Research endorses better air quality for healthier and more productive offices
Improved awareness of poor indoor air quality could lead to healthier and more productive offices, according to research published by the University of Southampton.
Dr Stephen Snow, from Southampton’s School of Electronics and Computer Science (ECS), has made several recommendations to address indoor air quality in a report commissioned by the Government’s Department for Environment, Food and Rural Affairs (DEFRA).
Indoor air quality is a leading cause of health effects and reduced cognitive performance in offices, but has until recently taken a back seat to the more commonly reported concerns over outdoor air quality.
The research in ECS’s Agents, Interaction and Complexity Group evaluated social and behavioural factors that affect the air quality in offices and shared, among many outcomes, that low cost air quality sensors could improve awareness of poor conditions and trigger actions that lead to healthier workplaces.
“Because we become acclimatised to the space we're in, cognitive performance can be impacted by inadequate ventilation prior to awareness of the declining indoor air quality,” Stephen explains. “This report outlines opportunities for how indoor air quality visualisations might be designed to inform and support healthier ventilation practices in naturally ventilated offices.”
Findings from the two-part report, which was facilitated by the Public Policy Southampton team, have now been presented to Defra, with discussions for follow-up work underway.
Stephen’s research placed a specific focus on the sphere of influence of occupants for their office’s air quality, rather than exploring engineering solutions or building performance factors over which users have no control.
In highlighting the potential rewards of investment in low cost office sensors, the research made a number of recommendations including that such devices should be ambient, viewable with a quick glance, unobtrusive, provide immediately actionable information and offer human analogies such as pictures of an office worker progressively falling asleep as air quality deteriorates.
The research also suggested that indoor air quality campaigns could focus on prompts for regular and active breaks from seated office work and offer insight into applicable behavioural models to guide future interventions.

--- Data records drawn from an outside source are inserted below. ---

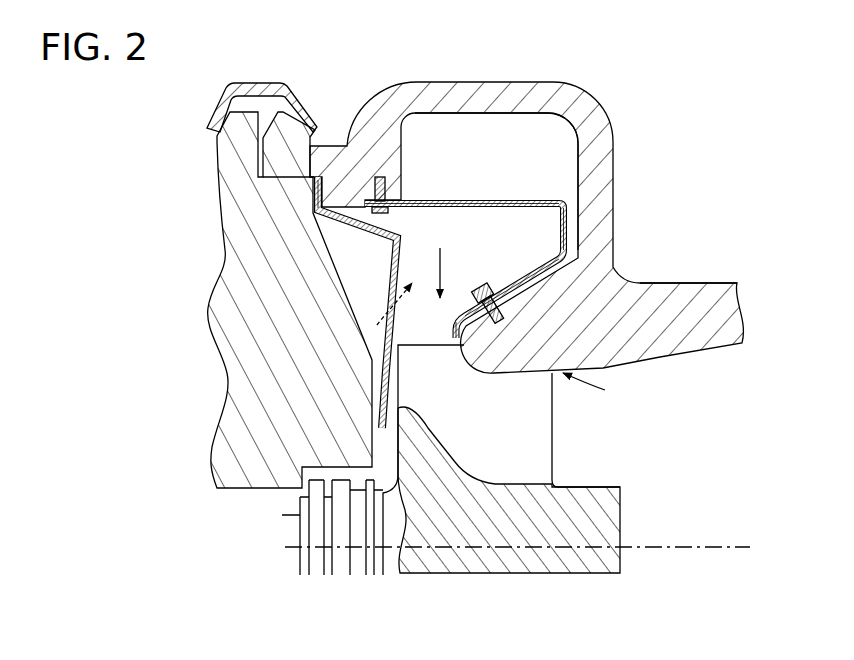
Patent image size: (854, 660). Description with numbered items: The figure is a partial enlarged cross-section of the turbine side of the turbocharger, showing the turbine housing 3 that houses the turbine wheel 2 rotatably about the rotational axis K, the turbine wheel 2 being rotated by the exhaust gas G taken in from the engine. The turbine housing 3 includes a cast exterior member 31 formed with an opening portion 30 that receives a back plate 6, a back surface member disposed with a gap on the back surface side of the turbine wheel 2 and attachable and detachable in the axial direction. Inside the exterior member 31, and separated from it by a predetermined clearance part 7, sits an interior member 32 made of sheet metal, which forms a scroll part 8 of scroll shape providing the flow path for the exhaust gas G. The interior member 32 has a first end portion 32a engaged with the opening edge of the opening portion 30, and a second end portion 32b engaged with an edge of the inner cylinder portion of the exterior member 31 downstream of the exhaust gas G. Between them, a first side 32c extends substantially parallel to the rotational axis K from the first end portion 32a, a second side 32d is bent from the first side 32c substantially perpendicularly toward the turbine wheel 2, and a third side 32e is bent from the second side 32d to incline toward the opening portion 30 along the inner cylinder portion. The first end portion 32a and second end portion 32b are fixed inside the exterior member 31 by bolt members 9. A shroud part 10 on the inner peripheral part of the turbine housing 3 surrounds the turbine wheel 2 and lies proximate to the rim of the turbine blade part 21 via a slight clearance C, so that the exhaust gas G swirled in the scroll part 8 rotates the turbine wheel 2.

The turbine wheel 2 is at (597, 522).
The turbine housing 3 is at (630, 78).
The back plate 6 is at (385, 378).
The clearance part 7 is at (542, 140).
The scroll part 8 is at (537, 201).
The bolt member 9 is at (357, 190).
The shroud part 10 is at (578, 298).
The turbine blade part 21 is at (495, 430).
The opening portion 30 is at (375, 323).
The exterior member 31 is at (450, 80).
The interior member 32 is at (470, 197).
The first end portion 32a is at (350, 208).
The second end portion 32b is at (451, 341).
The first side 32c is at (507, 199).
The second side 32d is at (573, 213).
The third side 32e is at (530, 208).
The exhaust gas G is at (413, 271).
The clearance C is at (595, 388).
The rotational axis K is at (728, 545).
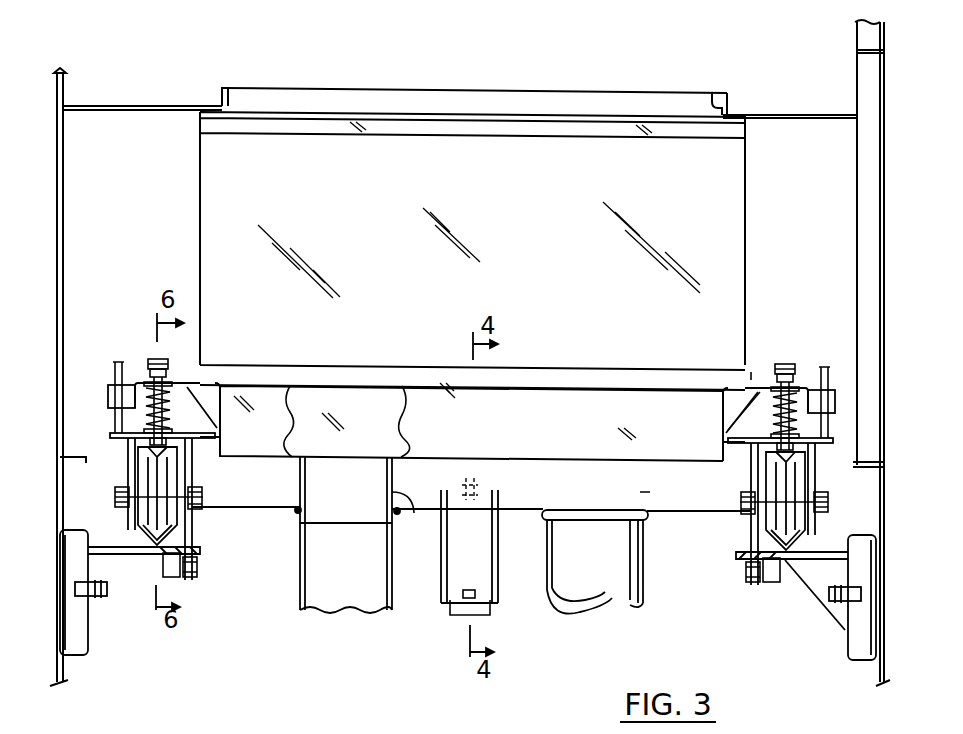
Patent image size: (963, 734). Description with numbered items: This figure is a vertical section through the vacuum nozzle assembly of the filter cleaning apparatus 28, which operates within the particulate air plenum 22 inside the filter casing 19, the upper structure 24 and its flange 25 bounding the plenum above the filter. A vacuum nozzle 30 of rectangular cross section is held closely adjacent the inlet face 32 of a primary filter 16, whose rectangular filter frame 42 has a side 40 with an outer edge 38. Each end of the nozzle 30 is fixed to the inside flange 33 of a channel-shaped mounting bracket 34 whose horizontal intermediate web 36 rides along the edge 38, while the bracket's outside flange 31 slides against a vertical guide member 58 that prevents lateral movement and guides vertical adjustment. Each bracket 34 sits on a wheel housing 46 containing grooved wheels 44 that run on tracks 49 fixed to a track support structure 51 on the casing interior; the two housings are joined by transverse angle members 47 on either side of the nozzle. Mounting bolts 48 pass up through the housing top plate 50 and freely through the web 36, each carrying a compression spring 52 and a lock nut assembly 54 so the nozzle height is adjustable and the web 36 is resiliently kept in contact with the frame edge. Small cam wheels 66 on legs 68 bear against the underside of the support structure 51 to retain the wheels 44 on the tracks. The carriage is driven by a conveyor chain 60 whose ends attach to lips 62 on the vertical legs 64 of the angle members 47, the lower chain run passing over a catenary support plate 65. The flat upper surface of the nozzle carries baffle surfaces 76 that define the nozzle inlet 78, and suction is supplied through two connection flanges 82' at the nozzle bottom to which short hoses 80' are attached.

As part of a secondment available through Public Policy Southampton and Engineering and Physical Sciences Research Council (EPSRC) Impact Accelerator Account funding, Stephen had the opportunity to draw upon and expand his existing research as part of the REFRESH Project, led by Principal Investigator m.c. schraefel, into how social factors can affect interactions with building controls such as windows and radiators as well as the design of office-based air quality monitors.
An electronic version of the ECS report is available through the Public Policy Southampton website.